Patris instar

B156-A2

S. Giovanni Battista De La Salle ( 1651-1719 ) e Fratel Teodoreto delle Scuole cristiane ( 1871-1954 )

- Due epoche

1. Due secoli separano S. Giovanni Battista de La Salle ( n. a Reims il 30 aprile 1651 ) e il ven.to Fratel Teodoreto delle Scuole cristiane ( n. a Vinchio d'Asti il 9 febbraio 1871 ): l'uno di nobili natali, che gli avi suoi risalivano al leggendario Juan Salla ( + 818 ) capo degli eserciti di Alfonso il Casto, re di Oviedo, annoveravano un Vescovo già sugli altari, S. Ermengaudo di Urgel ( + 1035 ) e parentadi con i Visconti di Milano, i Duchi di Orléans, di Wurtenberg, d'Austria; l'altro, un umile figlio dei campi, la cui famiglia non ha storia, che con Lui, anche se con tenacia tutta piemontese, da generazioni e generazioni, di padre in figlio, tramandava e casa e campo, e in paese, i Garberoglio potevano dirsi qualcuno.

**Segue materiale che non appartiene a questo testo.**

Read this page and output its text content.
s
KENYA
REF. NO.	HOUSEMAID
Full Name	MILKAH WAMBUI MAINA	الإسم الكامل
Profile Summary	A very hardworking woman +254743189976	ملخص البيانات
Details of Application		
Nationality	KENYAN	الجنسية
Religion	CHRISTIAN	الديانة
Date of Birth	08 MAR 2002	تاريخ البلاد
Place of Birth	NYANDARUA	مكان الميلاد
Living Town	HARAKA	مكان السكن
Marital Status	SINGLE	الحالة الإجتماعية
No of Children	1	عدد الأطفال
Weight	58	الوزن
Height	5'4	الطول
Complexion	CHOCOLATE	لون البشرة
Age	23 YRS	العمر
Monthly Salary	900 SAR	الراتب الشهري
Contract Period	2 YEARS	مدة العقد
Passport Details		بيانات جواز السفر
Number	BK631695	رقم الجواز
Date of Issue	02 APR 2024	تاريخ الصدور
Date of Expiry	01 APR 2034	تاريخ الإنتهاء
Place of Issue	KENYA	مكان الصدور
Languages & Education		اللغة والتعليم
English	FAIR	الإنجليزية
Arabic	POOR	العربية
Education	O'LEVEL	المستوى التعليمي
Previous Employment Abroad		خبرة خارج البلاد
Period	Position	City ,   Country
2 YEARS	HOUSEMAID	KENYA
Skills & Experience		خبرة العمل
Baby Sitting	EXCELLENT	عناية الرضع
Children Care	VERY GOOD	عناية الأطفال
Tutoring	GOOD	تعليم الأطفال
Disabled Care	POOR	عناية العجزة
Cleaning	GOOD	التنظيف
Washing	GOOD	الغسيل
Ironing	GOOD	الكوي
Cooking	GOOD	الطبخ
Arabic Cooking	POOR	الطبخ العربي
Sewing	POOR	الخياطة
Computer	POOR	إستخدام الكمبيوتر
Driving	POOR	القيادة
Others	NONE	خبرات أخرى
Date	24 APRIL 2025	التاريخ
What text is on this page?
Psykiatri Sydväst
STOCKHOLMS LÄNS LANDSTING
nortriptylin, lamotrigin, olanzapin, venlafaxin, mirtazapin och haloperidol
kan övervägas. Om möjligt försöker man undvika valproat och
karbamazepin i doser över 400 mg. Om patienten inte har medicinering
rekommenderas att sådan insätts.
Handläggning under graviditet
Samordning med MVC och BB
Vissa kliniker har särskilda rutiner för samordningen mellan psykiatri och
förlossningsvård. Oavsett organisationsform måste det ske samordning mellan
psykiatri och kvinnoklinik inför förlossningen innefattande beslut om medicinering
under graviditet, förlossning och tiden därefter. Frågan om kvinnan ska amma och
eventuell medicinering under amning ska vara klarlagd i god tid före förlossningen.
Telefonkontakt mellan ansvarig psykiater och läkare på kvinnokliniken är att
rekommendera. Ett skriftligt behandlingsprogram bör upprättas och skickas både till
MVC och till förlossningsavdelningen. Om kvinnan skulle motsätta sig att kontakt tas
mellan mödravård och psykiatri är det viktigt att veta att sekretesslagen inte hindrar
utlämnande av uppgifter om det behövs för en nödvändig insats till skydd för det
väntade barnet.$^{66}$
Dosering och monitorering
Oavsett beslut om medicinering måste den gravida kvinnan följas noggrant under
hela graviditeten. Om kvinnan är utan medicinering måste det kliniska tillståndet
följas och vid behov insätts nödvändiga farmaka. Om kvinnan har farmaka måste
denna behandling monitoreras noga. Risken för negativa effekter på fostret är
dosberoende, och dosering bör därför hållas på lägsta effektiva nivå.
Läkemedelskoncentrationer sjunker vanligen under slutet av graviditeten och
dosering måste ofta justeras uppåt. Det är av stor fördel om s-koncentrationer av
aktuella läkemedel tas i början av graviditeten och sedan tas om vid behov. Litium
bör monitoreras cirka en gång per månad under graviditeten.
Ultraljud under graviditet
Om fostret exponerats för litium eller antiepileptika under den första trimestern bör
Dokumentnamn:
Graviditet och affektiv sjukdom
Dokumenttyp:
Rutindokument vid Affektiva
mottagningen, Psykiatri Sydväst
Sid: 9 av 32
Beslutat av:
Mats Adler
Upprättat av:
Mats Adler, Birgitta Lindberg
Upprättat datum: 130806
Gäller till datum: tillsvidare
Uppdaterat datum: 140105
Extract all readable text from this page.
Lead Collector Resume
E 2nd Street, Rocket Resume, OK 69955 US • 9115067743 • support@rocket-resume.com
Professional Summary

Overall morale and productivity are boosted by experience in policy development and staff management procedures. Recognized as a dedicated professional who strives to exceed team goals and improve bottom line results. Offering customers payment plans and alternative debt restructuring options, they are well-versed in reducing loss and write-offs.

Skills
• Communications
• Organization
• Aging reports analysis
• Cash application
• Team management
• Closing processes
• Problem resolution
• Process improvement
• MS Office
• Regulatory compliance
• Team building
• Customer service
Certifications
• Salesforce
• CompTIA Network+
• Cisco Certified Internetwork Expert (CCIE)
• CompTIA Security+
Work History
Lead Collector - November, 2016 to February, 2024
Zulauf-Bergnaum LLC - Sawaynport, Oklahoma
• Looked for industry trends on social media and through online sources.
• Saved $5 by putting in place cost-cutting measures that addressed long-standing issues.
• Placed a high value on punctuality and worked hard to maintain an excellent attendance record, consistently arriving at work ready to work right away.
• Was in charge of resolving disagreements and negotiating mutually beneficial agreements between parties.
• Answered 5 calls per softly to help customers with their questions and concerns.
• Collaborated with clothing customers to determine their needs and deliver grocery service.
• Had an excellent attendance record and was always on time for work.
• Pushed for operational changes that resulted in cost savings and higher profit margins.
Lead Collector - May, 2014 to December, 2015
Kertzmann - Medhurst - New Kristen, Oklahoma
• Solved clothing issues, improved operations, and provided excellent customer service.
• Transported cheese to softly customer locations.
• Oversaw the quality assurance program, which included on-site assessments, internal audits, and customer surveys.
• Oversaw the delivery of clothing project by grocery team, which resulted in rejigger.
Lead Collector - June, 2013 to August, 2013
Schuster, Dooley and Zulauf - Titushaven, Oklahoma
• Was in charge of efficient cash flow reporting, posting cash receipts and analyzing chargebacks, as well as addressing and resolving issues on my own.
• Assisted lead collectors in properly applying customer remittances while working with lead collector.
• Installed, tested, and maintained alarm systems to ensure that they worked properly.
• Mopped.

2. Ma i tempi, - l'« Ancien regime » di Francia, per il De La Salle ( lo splendore di Versailles con l'inimmaginabile miseria delle plebi, e nel gran corpo della Chiesa, le eresie superbe del Gallicanesimo, con quelle agghiaccianti del Giansenismo ) e, per il ven.to Fr. Teodoreto, gli anni « post-risorgimentali » ( il « liberalismo politico », da noi, con la separazione tra Stato e Chiesa e lo sforzo settario di tutto laicizzare in un Paese cattolico, la conseguente scristianizzazione del popolo, mentre il « modernismo » affetta anche parte del Clero ) anni mal definibili, se non volessimo dirli, per antonomasia, « quelli del Sillabo » ( 8 dicembre 1864 ), che vedono le folle penetrarsi, attraversa il socialismo rivoluzionario, d'una dottrina di odio e di distruzione, - si richiamano in modo singolare.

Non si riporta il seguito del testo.